Despite the term ultrafast being used to describe laser micromachining processes by ultra-short pulse durations, it is commonly accepted that these processes are frequently time consuming. In this work, we have processed a heat sensitive piezoelectric ceramic material, lead zirconate titanate (PZT). PZT is an ideal material for constructing high-frequency (high-resolution) ultrasound probes which require patterned features at micron level accuracy. These can be used to develop and enhance novel endoscopy-driven surgical procedures by providing real-time ultrasound imaging.

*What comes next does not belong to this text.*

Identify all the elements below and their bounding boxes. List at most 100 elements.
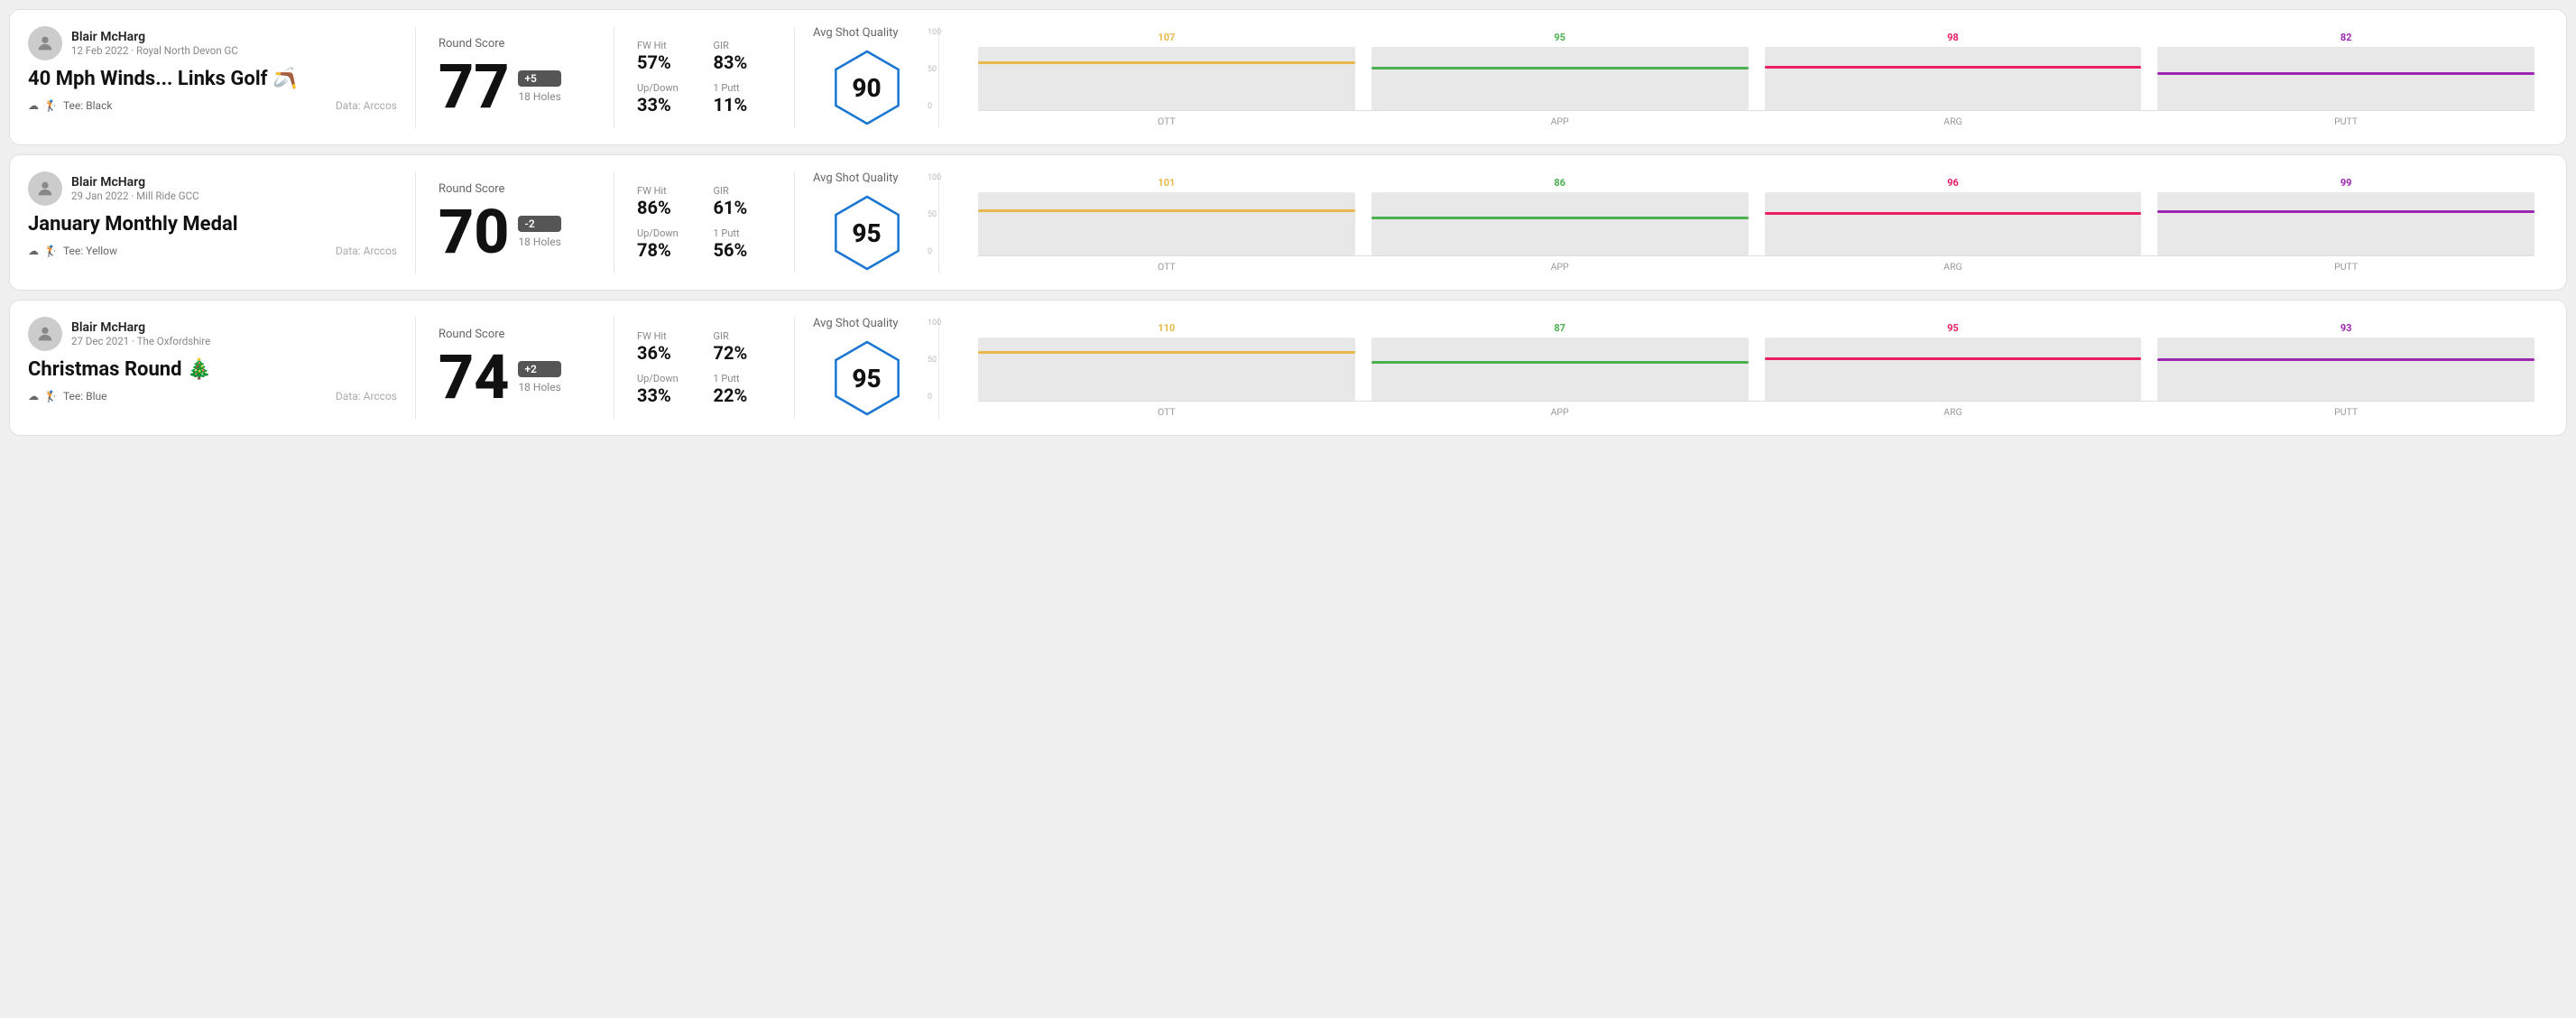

PZT is challenging to mechanically process at fine spatial scales and will lose its piezoelectric properties when heated up to temperatures as low as 200 $^\circ$C. We have selected a UV picosecond tool to develop single beam methods aimed at structuring PZT arrays while reducing thermal impact to the material. In addition, we have exceeded quite demanding absolute positional tolerances of ± 1 µm. Next, we have developed novel multibeam laser parallel processing strategies to demonstrate up-scaled speeds of up to 7x our single beam benchmark. This has been accomplished by taking advantage of custom-made diffractive optic splitters (DOEs). Further, implementing a combination of rotating and retractable stages incorporating 1” DOEs allowed overcoming many of the engineering challenges we faced when attempting to accommodate different designs of the PZT arrays (see figure 1 below). A demonstrator has been built and used to show high resolution images of human tissue, including capillary sized blood vessels.